I don’t think it’s quite dawned on us yet what’s been happening in Vermont, in Lawrence vs. Texas, in Massachusetts, and now in San Francisco. These are not the actions of judges and public servants engaged in a zealous but well-intentioned and polite disagreement over a matter of social policy. These are the actions of people who bear utter and absolute contempt for the moral and spiritual inheritance bequeathed us by the men and women, the mothers and fathers, who came before, whose love labored in this vineyard, and whose labor was fruitful, not barren. We ought to consider the nature of that contempt before showing ourselves willing to compromise not merely a word, but the most fundamental and life-giving state of being known to man. Although our divorce laws, and the living arrangements of many of our citizens, make it appear that the promise to become “one-flesh, ‘till death do us part” exchanged between man and woman is a concept highly malleable, it is only an appearance. The substance remains to prick our collective conscience. Acceptance of civil unions will be tantamount to a public announcement that legally, and therefore morally, the substance is of no consequence. It is no more possible to compromise the meaning of that sublime union known as marriage, than it is possible to be almost pregnant.

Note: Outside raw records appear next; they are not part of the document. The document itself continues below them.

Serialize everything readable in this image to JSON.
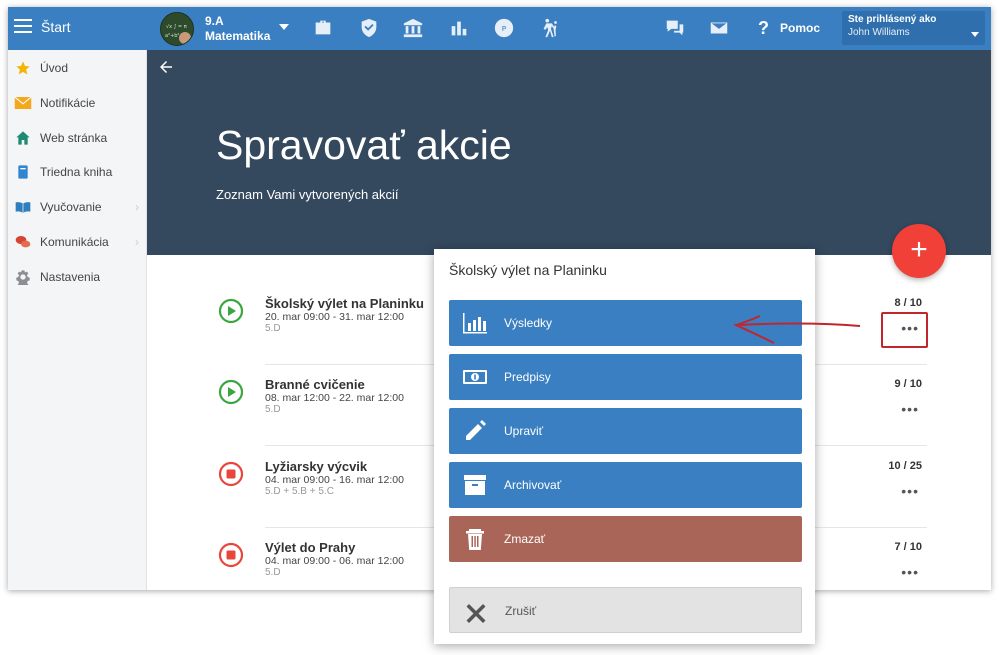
{
  "topbar": {
    "start_label": "Štart",
    "class_name": "9.A",
    "class_subject": "Matematika",
    "help_label": "Pomoc",
    "help_symbol": "?",
    "user_title": "Ste prihlásený ako",
    "user_name": "John Williams"
  },
  "sidebar": {
    "items": [
      {
        "label": "Úvod",
        "icon": "star-icon"
      },
      {
        "label": "Notifikácie",
        "icon": "envelope-icon"
      },
      {
        "label": "Web stránka",
        "icon": "home-icon"
      },
      {
        "label": "Triedna kniha",
        "icon": "book-icon"
      },
      {
        "label": "Vyučovanie",
        "icon": "open-book-icon",
        "chevron": "›"
      },
      {
        "label": "Komunikácia",
        "icon": "chat-icon",
        "chevron": "›"
      },
      {
        "label": "Nastavenia",
        "icon": "gear-icon"
      }
    ]
  },
  "hero": {
    "title": "Spravovať akcie",
    "subtitle": "Zoznam Vami vytvorených akcií"
  },
  "fab_symbol": "+",
  "events": [
    {
      "name": "Školský výlet na Planinku",
      "date": "20. mar 09:00 - 31. mar 12:00",
      "classes": "5.D",
      "score": "8 / 10",
      "status": "running",
      "more": "•••"
    },
    {
      "name": "Branné cvičenie",
      "date": "08. mar 12:00 - 22. mar 12:00",
      "classes": "5.D",
      "score": "9 / 10",
      "status": "running",
      "more": "•••"
    },
    {
      "name": "Lyžiarsky výcvik",
      "date": "04. mar 09:00 - 16. mar 12:00",
      "classes": "5.D + 5.B + 5.C",
      "score": "10 / 25",
      "status": "stopped",
      "more": "•••"
    },
    {
      "name": "Výlet do Prahy",
      "date": "04. mar 09:00 - 06. mar 12:00",
      "classes": "5.D",
      "score": "7 / 10",
      "status": "stopped",
      "more": "•••"
    }
  ],
  "popup": {
    "title": "Školský výlet na Planinku",
    "buttons": [
      {
        "label": "Výsledky",
        "icon": "bar-chart-icon"
      },
      {
        "label": "Predpisy",
        "icon": "banknote-icon"
      },
      {
        "label": "Upraviť",
        "icon": "pencil-icon"
      },
      {
        "label": "Archivovať",
        "icon": "archive-box-icon"
      },
      {
        "label": "Zmazať",
        "icon": "trash-icon"
      }
    ],
    "cancel_label": "Zrušiť"
  },
  "colors": {
    "topbar": "#3a7fc1",
    "hero": "#34485e",
    "fab": "#f04037",
    "running": "#3aa640",
    "stopped": "#e8453c",
    "delete_button": "#a96658",
    "annotation": "#c0262e"
  }
}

All of which is to say that of course the ability to bear children is important. But before there were children there was a man and woman. There are certain realities about human beings that don't need a "rational basis." They are rational because they're real. That you are a human being with a right to life endowed by your creator is not a fact to be validated by rational discourse or by the tortured cerebrations of judges, legislatures, or constitutions. It is a fact which precedes any positivist construct. The word 'marriage' is not defined in our constitution (that I know of) for the simple fact that the people who wrote it already knew what it was. That your marriage is real, and the one between John and Fred is not, is a truth built by God into the way the world works. It is this sort of truth, the only kind that counts, that has been cast out by our courts, who cannot be rational if they are hardly sane. Returning that truth to the public square from which it has fled ought to be Mr. Laughlin's quest, not trying to satisy some legal construct that is already stacked against him. How it is to be accomplished I have no idea, but that he might not succeed is...irrelevant.